This is the weird part for this American...I almost never use cake in the plural. The boy only eats chocolate cake. It refers to all cake as a collective. I keep getting this question wrong because most Americans would never pluralize cake.
I definitely wouldn't say that "most Americans would never pluralize 'cake.'" I'd say it's more that there are usage-level differences in when you'd use which.
The problem is that "cake" as a material is a non-count noun, the same as "bread"... but where predetermined units of bread are counted as "loaves," the equivalent units of cake are counted as "cakes." This means that the cake/cakes divide can be a bit wobbly, and in many situations either is acceptable.
English speakers (there is no distinction here between American, British, Canadian, etc. English) do say "cakes," but "The boy only eats chocolate cakes" is a pretty unusual sentence. This would mean "the only thing the boy eats are whole chocolate cakes" (i.e. he does not eat pieces of chocolate cake, he does not eat halves of chocolate cakes, but only entire cakes).
Presumably, the Hebrew sentence actually means "the only kind of food that the boy eats is chocolate cake."
I'm Australian and I agree. This also applies to 'breakfasts' (and other meals) as used elsewhere in this lesson. e.g 'I love breakfast' would be used in English rather than 'I love breakfasts'.
I wrote: The child is only eating chocolate cakes. The answer, "only is eating" is grammatically incorrect. "The child only eats chocolate cakes" would be a more accurate translation.
I suggest "The child is eating only chocolate cake", as if, the child can do other things other than eating, but not eating things that are not chocolate cakes.
I want to second the acceptability of nonplural "cake." In English, the substance "cake" can function grammatically as a non-count noun.

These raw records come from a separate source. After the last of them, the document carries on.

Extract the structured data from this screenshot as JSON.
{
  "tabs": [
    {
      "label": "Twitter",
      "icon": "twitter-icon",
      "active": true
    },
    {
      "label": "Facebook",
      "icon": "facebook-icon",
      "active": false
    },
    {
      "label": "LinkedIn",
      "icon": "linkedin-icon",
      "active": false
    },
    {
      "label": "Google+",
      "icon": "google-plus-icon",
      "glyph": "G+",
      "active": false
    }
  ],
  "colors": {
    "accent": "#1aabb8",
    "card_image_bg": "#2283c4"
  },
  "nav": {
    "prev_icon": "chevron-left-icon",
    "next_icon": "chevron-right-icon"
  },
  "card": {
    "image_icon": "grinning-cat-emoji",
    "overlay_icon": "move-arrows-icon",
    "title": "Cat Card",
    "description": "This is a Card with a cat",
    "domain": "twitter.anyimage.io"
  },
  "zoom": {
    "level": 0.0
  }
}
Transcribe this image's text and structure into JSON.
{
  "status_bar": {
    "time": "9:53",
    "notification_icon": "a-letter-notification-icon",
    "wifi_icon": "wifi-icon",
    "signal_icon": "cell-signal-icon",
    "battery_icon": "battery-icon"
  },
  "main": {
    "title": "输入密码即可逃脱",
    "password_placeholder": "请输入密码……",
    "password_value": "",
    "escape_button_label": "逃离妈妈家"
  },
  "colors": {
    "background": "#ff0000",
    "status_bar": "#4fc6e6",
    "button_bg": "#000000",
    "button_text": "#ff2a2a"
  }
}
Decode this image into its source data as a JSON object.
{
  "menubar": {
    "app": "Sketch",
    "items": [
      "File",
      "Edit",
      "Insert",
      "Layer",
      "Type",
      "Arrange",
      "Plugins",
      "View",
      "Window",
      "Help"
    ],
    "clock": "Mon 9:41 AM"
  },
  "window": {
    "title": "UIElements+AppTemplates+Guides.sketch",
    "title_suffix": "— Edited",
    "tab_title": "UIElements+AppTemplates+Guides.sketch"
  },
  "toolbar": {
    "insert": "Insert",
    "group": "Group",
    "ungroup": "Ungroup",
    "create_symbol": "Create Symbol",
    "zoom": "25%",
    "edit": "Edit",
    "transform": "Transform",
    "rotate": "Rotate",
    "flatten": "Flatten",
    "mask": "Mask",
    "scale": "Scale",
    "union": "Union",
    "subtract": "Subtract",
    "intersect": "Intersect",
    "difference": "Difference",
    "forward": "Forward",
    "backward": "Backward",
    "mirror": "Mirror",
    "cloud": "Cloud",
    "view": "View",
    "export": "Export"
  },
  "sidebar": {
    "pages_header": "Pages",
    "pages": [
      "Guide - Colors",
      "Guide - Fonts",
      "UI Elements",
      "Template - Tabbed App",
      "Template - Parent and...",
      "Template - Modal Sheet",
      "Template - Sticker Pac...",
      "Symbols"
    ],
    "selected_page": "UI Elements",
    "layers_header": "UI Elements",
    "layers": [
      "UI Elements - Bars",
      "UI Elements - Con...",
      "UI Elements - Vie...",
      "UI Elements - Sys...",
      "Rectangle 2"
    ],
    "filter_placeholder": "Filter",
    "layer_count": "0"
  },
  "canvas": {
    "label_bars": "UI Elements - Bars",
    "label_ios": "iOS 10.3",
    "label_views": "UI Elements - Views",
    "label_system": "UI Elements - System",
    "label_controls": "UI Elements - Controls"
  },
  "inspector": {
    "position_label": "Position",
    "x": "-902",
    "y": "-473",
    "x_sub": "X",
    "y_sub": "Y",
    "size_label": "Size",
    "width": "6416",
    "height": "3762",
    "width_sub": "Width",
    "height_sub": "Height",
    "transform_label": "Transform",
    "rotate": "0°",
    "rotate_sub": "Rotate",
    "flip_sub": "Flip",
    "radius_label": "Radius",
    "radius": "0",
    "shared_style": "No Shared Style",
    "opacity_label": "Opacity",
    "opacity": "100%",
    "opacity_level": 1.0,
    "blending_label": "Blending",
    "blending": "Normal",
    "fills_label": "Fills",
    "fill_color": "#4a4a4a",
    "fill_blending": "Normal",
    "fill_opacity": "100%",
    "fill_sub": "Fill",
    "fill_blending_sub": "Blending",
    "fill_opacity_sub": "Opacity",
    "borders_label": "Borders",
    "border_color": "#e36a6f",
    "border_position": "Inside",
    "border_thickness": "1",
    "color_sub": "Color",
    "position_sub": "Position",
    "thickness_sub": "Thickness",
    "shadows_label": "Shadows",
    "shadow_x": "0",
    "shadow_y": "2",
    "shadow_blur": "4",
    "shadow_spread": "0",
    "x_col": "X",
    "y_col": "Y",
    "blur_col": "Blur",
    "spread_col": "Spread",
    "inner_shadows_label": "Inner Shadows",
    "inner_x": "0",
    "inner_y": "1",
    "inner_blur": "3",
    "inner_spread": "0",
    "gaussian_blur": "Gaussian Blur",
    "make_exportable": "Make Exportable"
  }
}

I agree, saying 'cakes' is wrong here. Just as you wouldn't normally say he eats only 'breads'. Cake here is a substance, a kind of food. A case where 'cakes' is appropriate is to refer to a number of whole cakes (not pieces of cake). Eg 'he ate four loaves of bread and seven cakes!'
Cake without the article "a" refers to the uncountable "cake". Eats "Cake" Vs eats "a cake". They should allow the English translation as "cake". Cakes plural usually only refers to variety (different kinds of cake).